Tyler Bates & Gunship – Revolution.exe
„My history with Gunship began a few years ago when we wrote Berserker‘ for the Dark Nights Death Metal album,“ so Tyler Bates. „Revolution.exe picks up where we left off. Dave Lombardo’s drumming is pure fire. This song is a banger. I hope y’all love it!„
Naja. Zumindest der Teil mit dem „Weitermachen-wo-man-
Dass Revolution.exe ein veritabler Banger sei, darüber kann hingegen zumindest diskutiert werden. Was wie die martialische Geste eines futuristischen Soundtracks beginnt, schaltet zumindest schnell in eine Art alternativerockige Metal-Version von Unicorn um. Eingängig, aber nicht wirklich zwingend. Zumal der kraftvolle, aber relativ uninspirierte Refrain enttäuscht, mag er sich auch noch so gallig in die Kurve legen – und spätestens nach der austauschbar riffenden Bridge auch mal aggressiver im Hintergrund schreien dürfen.
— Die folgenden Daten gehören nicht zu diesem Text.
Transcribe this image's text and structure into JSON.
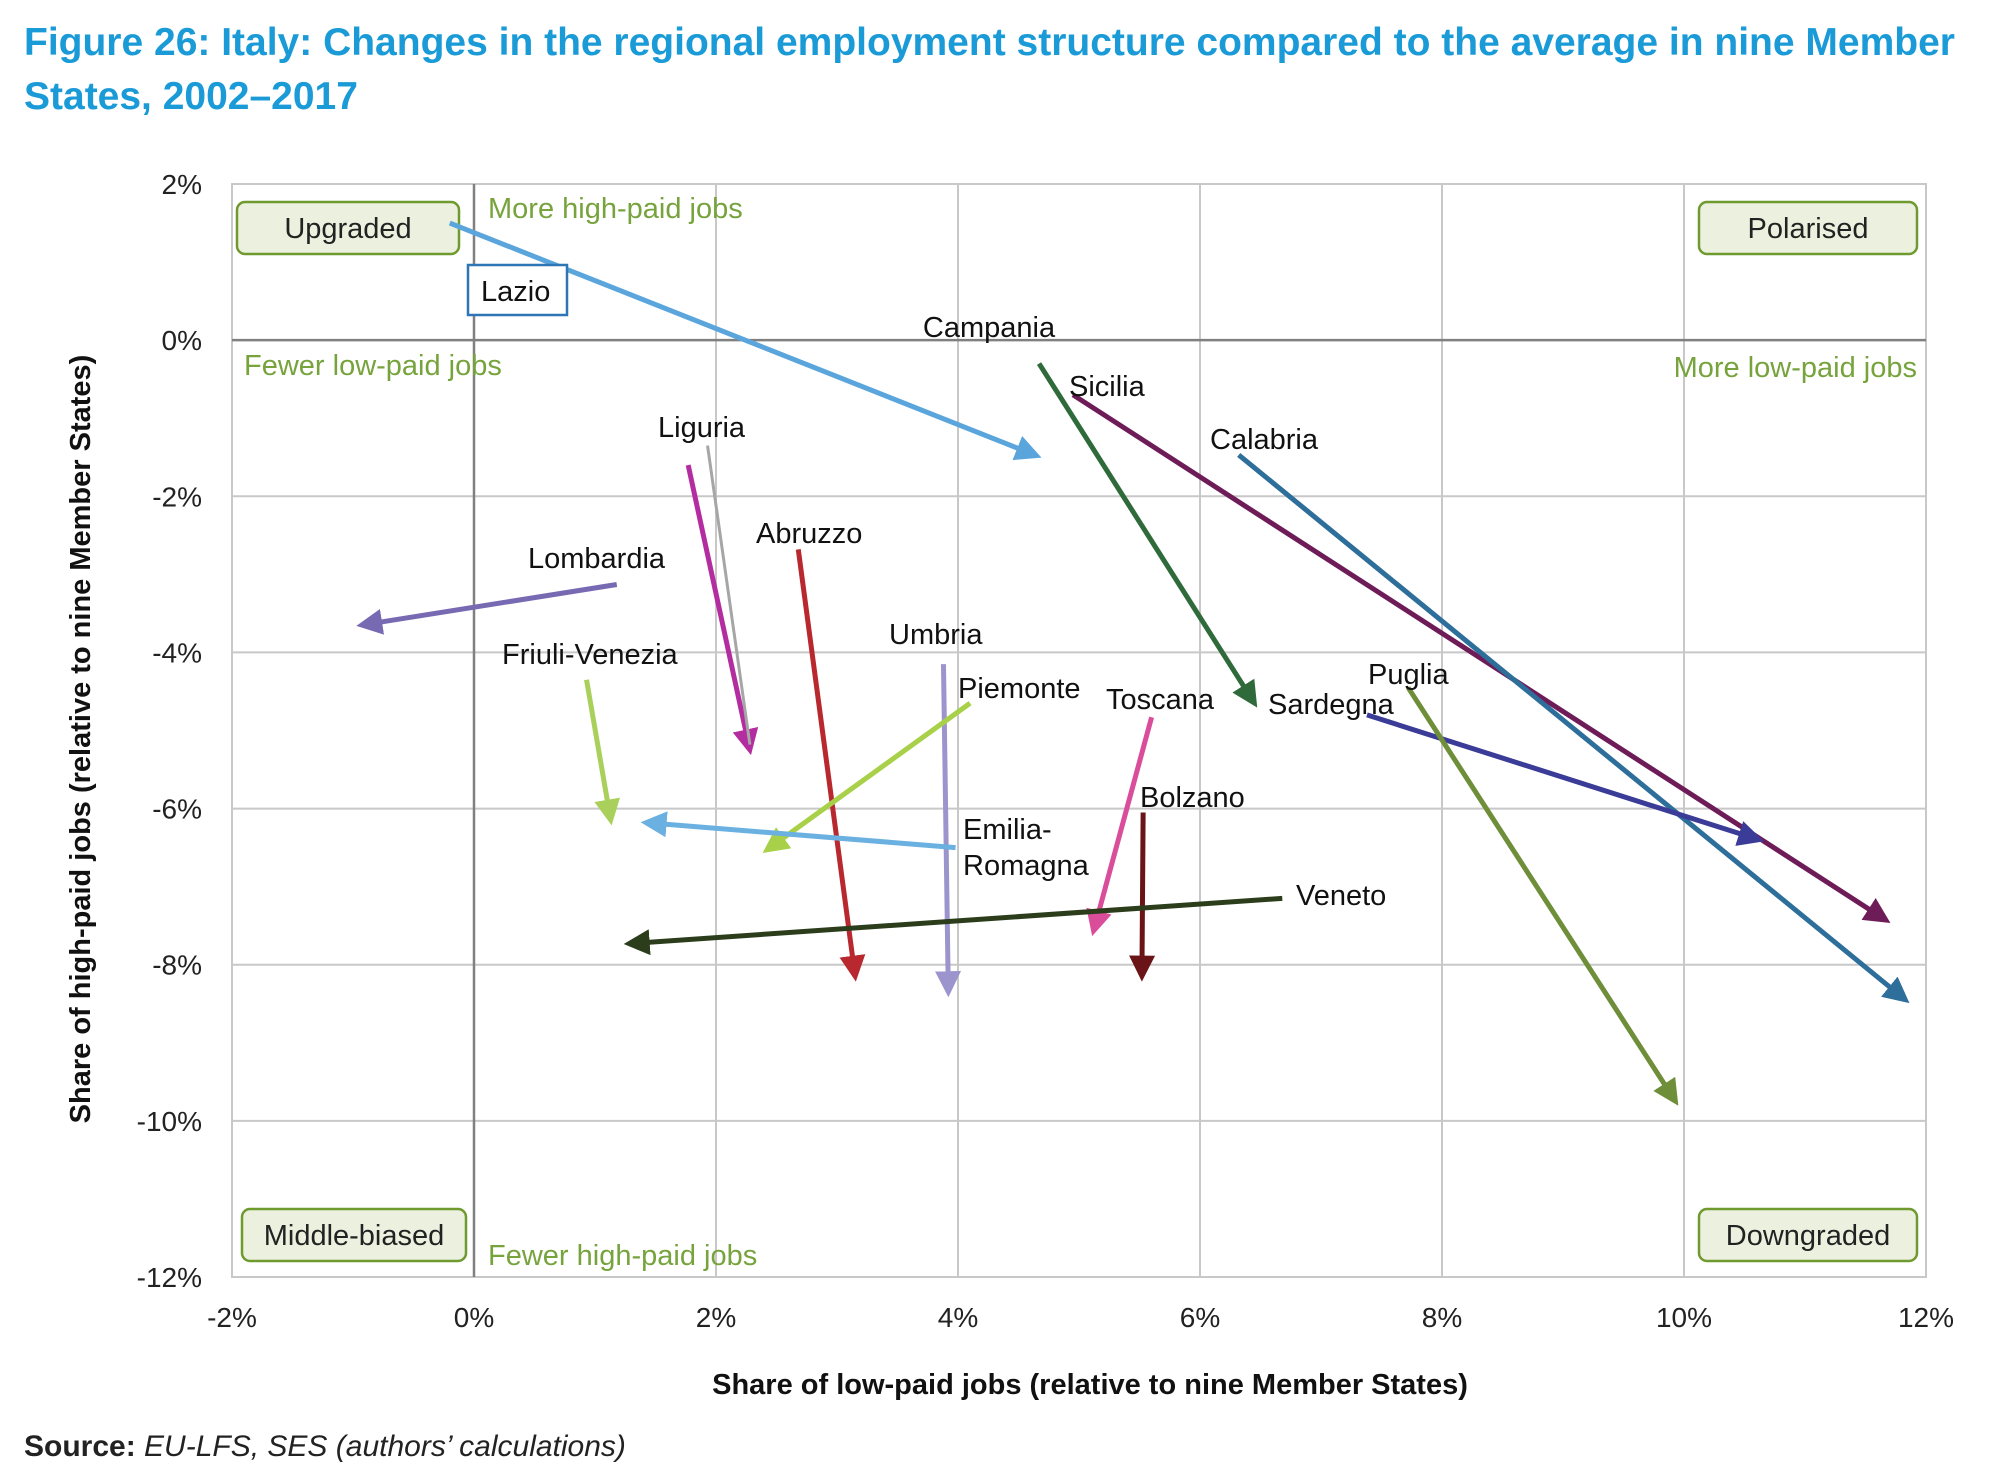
{
  "figure": {
    "title": "Figure 26: Italy: Changes in the regional employment structure compared to the average in nine Member States, 2002–2017",
    "source_label": "Source:",
    "source_text": "EU-LFS, SES (authors’ calculations)"
  },
  "chart_data": {
    "type": "scatter",
    "subtype": "arrow-vectors",
    "xlabel": "Share of low-paid jobs (relative to nine Member States)",
    "ylabel": "Share of high-paid jobs (relative to nine Member States)",
    "xlim": [
      -0.02,
      0.12
    ],
    "ylim": [
      -0.12,
      0.02
    ],
    "x_ticks": [
      -0.02,
      0,
      0.02,
      0.04,
      0.06,
      0.08,
      0.1,
      0.12
    ],
    "x_tick_labels": [
      "-2%",
      "0%",
      "2%",
      "4%",
      "6%",
      "8%",
      "10%",
      "12%"
    ],
    "y_ticks": [
      0.02,
      0,
      -0.02,
      -0.04,
      -0.06,
      -0.08,
      -0.1,
      -0.12
    ],
    "y_tick_labels": [
      "2%",
      "0%",
      "-2%",
      "-4%",
      "-6%",
      "-8%",
      "-10%",
      "-12%"
    ],
    "grid": true,
    "quadrant_boxes": [
      {
        "text": "Upgraded",
        "position": "top-left"
      },
      {
        "text": "Polarised",
        "position": "top-right"
      },
      {
        "text": "Middle-biased",
        "position": "bottom-left"
      },
      {
        "text": "Downgraded",
        "position": "bottom-right"
      }
    ],
    "axis_annotations": [
      {
        "text": "More high-paid jobs",
        "position": "top"
      },
      {
        "text": "Fewer low-paid jobs",
        "position": "left"
      },
      {
        "text": "More low-paid jobs",
        "position": "right"
      },
      {
        "text": "Fewer high-paid jobs",
        "position": "bottom"
      }
    ],
    "colors": {
      "title": "#1a9bd7",
      "annotation": "#77a33d",
      "box_fill": "#ebf1de",
      "box_border": "#6e9a30",
      "grid": "#c8c8c8",
      "axis": "#808080"
    },
    "series": [
      {
        "name": "Lazio",
        "x0": -0.002,
        "y0": 0.015,
        "x1": 0.0465,
        "y1": -0.0148,
        "color": "#5aa5dc",
        "label_boxed": true
      },
      {
        "name": "Campania",
        "x0": 0.0467,
        "y0": -0.003,
        "x1": 0.0645,
        "y1": -0.0465,
        "color": "#2f6b3a"
      },
      {
        "name": "Sicilia",
        "x0": 0.0495,
        "y0": -0.007,
        "x1": 0.1167,
        "y1": -0.0743,
        "color": "#6e1c58"
      },
      {
        "name": "Calabria",
        "x0": 0.0632,
        "y0": -0.0147,
        "x1": 0.1183,
        "y1": -0.0845,
        "color": "#2d6e9a"
      },
      {
        "name": "Liguria",
        "x0": 0.0177,
        "y0": -0.016,
        "x1": 0.0228,
        "y1": -0.0525,
        "color": "#b42da0"
      },
      {
        "name": "Liguria (grey)",
        "x0": 0.0193,
        "y0": -0.0135,
        "x1": 0.0228,
        "y1": -0.0518,
        "color": "#a6a6a6"
      },
      {
        "name": "Abruzzo",
        "x0": 0.0268,
        "y0": -0.0268,
        "x1": 0.0315,
        "y1": -0.0815,
        "color": "#b8282e"
      },
      {
        "name": "Lombardia",
        "x0": 0.0118,
        "y0": -0.0313,
        "x1": -0.0093,
        "y1": -0.0365,
        "color": "#7769b2"
      },
      {
        "name": "Umbria",
        "x0": 0.0388,
        "y0": -0.0415,
        "x1": 0.0392,
        "y1": -0.0835,
        "color": "#9c94cc"
      },
      {
        "name": "Friuli-Venezia",
        "x0": 0.0093,
        "y0": -0.0435,
        "x1": 0.0113,
        "y1": -0.0615,
        "color": "#a9d05a"
      },
      {
        "name": "Piemonte",
        "x0": 0.041,
        "y0": -0.0465,
        "x1": 0.0242,
        "y1": -0.0653,
        "color": "#a8d048"
      },
      {
        "name": "Toscana",
        "x0": 0.056,
        "y0": -0.0483,
        "x1": 0.0512,
        "y1": -0.0757,
        "color": "#d94d9b"
      },
      {
        "name": "Sardegna",
        "x0": 0.0738,
        "y0": -0.048,
        "x1": 0.1062,
        "y1": -0.064,
        "color": "#3b3b98"
      },
      {
        "name": "Puglia",
        "x0": 0.0772,
        "y0": -0.0445,
        "x1": 0.0993,
        "y1": -0.0975,
        "color": "#6e8e3a"
      },
      {
        "name": "Bolzano",
        "x0": 0.0553,
        "y0": -0.0605,
        "x1": 0.0552,
        "y1": -0.0815,
        "color": "#6b1418"
      },
      {
        "name": "Emilia-Romagna",
        "x0": 0.0398,
        "y0": -0.065,
        "x1": 0.0142,
        "y1": -0.0618,
        "color": "#6ab0e0"
      },
      {
        "name": "Veneto",
        "x0": 0.0668,
        "y0": -0.0715,
        "x1": 0.0128,
        "y1": -0.0773,
        "color": "#2c3d1c"
      }
    ],
    "point_labels": [
      {
        "text": "Lazio",
        "series": "Lazio"
      },
      {
        "text": "Campania",
        "series": "Campania"
      },
      {
        "text": "Sicilia",
        "series": "Sicilia"
      },
      {
        "text": "Calabria",
        "series": "Calabria"
      },
      {
        "text": "Liguria",
        "series": "Liguria"
      },
      {
        "text": "Abruzzo",
        "series": "Abruzzo"
      },
      {
        "text": "Lombardia",
        "series": "Lombardia"
      },
      {
        "text": "Umbria",
        "series": "Umbria"
      },
      {
        "text": "Friuli-Venezia",
        "series": "Friuli-Venezia"
      },
      {
        "text": "Piemonte",
        "series": "Piemonte"
      },
      {
        "text": "Toscana",
        "series": "Toscana"
      },
      {
        "text": "Sardegna",
        "series": "Sardegna"
      },
      {
        "text": "Puglia",
        "series": "Puglia"
      },
      {
        "text": "Bolzano",
        "series": "Bolzano"
      },
      {
        "text": "Emilia-",
        "series": "Emilia-Romagna"
      },
      {
        "text": "Romagna",
        "series": "Emilia-Romagna"
      },
      {
        "text": "Veneto",
        "series": "Veneto"
      }
    ]
  }
}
Wo die Kooperation also schon seinen ästhetischen Reiz hat, ist sie kompositorisch einfach in jeder Hinsicht zu generisch und konventionell angelegt – das (hier zugegeben eh als Gemeinschafts-Aktivität angegebene) Songwriting ist bei aller Liebe einmal mehr nicht die Stärke des Produzenten und Manson-Mitglieds. Gut also, dass er sich auf das immer wieder fesselnde Charisma von Gunship verlassen kann.
Als erste Veröffentlichung von Bates’ eigenem Label Gravel and Echo Recordings versetzen die 4 Minuten wohlwollend betrachtet jedenfalls nur sehr bedingt in den Hype-Modus.